Premier tsar de toutes les Russies, Ivan IV Vassiliévitch, surnommé « le Terrible », règne sur la Russie entre 1547 et 1584. Il marque l’histoire comme l’un des souverains les plus redoutés et les plus énigmatiques. Tyran paranoïaque pour certains, bâtisseur d’État pour d’autres, il incarne l’ambiguïté tragique du pouvoir absolu poussé à son paroxysme.
Ivan IV Vassiliévitch, dit « le Terrible » (1530–1584)
Une enfance dans la peur
Né en 1530, orphelin très jeune, Ivan grandit au Kremlin, au cœur d’un monde de complots et de violences. Délaissé par les boyards (nobles), il développe une profonde méfiance envers les élites. À 16 ans, il se fait couronner « tsar » – un titre nouveau, dérivé du « César » romain, aux résonances impériales et religieuses. C’est le début d’un règne hors normes.
Réformateur puis bourreau
Les premières années de son règne sont étonnamment progressistes : il modernise l’armée, réforme l’administration, codifie les lois et fonde la première imprimerie russe. Il ordonne aussi la construction de la cathédrale Saint-Basile.

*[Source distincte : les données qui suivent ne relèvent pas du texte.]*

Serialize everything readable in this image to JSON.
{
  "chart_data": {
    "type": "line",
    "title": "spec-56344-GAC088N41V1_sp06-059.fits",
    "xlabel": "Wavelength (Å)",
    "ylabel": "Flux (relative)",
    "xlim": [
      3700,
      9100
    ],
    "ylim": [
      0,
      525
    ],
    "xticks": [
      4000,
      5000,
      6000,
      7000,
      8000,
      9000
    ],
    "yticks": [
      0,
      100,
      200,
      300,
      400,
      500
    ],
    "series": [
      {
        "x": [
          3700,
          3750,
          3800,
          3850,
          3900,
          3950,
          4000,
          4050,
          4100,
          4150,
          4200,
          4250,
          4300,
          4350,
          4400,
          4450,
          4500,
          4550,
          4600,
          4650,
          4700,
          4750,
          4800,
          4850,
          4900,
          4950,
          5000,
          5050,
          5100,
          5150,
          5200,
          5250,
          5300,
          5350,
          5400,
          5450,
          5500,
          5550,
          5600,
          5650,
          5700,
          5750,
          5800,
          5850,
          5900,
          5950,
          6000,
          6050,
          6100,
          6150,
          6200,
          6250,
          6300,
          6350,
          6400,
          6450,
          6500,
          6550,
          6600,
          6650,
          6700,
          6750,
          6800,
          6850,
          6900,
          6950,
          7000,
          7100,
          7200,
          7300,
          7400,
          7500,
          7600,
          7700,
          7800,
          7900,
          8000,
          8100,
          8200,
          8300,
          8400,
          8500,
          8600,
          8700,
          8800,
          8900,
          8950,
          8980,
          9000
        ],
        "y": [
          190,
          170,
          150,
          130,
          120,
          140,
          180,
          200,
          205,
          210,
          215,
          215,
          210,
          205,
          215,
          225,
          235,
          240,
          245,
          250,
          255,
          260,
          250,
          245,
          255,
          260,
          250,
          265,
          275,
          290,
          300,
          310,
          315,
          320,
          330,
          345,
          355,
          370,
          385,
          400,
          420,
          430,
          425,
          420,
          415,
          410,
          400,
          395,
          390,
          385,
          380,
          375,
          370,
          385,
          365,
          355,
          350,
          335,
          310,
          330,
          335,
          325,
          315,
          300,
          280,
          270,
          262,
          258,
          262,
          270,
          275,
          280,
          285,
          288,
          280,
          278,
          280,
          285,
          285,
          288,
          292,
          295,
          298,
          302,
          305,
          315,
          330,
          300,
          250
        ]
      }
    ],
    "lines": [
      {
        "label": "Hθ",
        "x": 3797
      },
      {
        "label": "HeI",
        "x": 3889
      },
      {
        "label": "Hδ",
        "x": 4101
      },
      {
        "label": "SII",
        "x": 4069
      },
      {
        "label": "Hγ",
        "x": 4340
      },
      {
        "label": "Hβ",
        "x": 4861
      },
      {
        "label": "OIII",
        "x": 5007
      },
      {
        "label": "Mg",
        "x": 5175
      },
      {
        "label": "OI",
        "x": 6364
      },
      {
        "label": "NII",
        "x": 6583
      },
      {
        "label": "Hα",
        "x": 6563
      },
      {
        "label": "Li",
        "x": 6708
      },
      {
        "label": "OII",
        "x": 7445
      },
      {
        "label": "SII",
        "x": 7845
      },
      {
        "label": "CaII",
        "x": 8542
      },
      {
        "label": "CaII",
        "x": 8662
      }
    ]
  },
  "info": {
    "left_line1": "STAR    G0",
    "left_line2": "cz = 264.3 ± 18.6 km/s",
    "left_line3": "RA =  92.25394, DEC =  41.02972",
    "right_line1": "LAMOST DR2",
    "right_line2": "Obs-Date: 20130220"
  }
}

Mais la mort suspecte de son épouse, Anastasia, marque un tournant. Ivan devient convaincu que les boyards l’ont empoisonnée. Sa méfiance se mue en obsession. Le tsar se transforme en tyran sanguinaire. Il crée l’Opritchnina, une police personnelle qui traque, torture et exécute ses ennemis réels ou supposés. La Russie est plongée dans un climat de terreur organisé. Ivan alterne retraites spirituelles et bains de sang, justifiant chaque exécution comme une volonté divine.
La bascule dans la terreur
Après la mort de son épouse, Anastasia, en 1560, Ivan plonge dans la paranoïa. Convaincu d’un complot des boyards, il fonde l’Opritchnina : une police politique qui exécute, torture et terrorise.
En 1570, Ivan soupçonne la ville de Novgorod de trahison. Il y envoie ses Opritchniki qui massacrent plusieurs milliers d’habitants. La ville est ravagée. Femmes, enfants, prêtres sont noyés, pendus ou brûlés. Ivan se présente alors comme le bras vengeur de Dieu. Sa logique devient théologico-politique : purifier la Russie de l’intérieur.
En 1581, une dispute éclate entre Ivan et son fils aîné. Dans un accès de colère, il le frappe à la tempe avec son sceptre. Le jeune homme meurt quelques jours plus tard. La scène, figée par le tableau d’Ilia Répine, reste l’un des symboles les plus poignants de la folie royale. Ivan, inconsolable, ne s’en remettra jamais.
Ivan le terrible et son fils, le 16 novembre 1581 (tableau de Ilya Repine)
Héritage et ambiguïté
À sa mort en 1584, Ivan laisse un empire centralisé mais fragilisé, sans successeur clair. Son règne ouvre la voie à la « période des troubles ». Pourtant, son image continue de fasciner. Sous Staline, il est réhabilité comme un dirigeant impitoyable mais nécessaire. Encore aujourd’hui, les Russes oscillent entre admiration pour son autorité et horreur pour sa cruauté.

Je suis le tsar et Dieu me juge. Mon courroux est celui du Ciel.
Ivan IV, dit le Terrible
Cathédrale Sain Basile à Moscou
(Flickr,CC BY-SA 2.0)
Anastasia Romanovna, première épouse d'Ivan IV (peinture de George S. Stuart - CC BY-SA 3.0)
Un roi halluciné,
pas simplement fou
Ivan le Terrible ne relève pas d’une pathologie psychiatrique simple. Il incarne un pouvoir devenu hallucinatoire, fondé sur une foi mystique en sa mission, sur la paranoïa, et sur une volonté absolue de contrôle. Il est un avertissement historique : quand le pouvoir se croit divin, il peut engendrer l’enfer sur terre.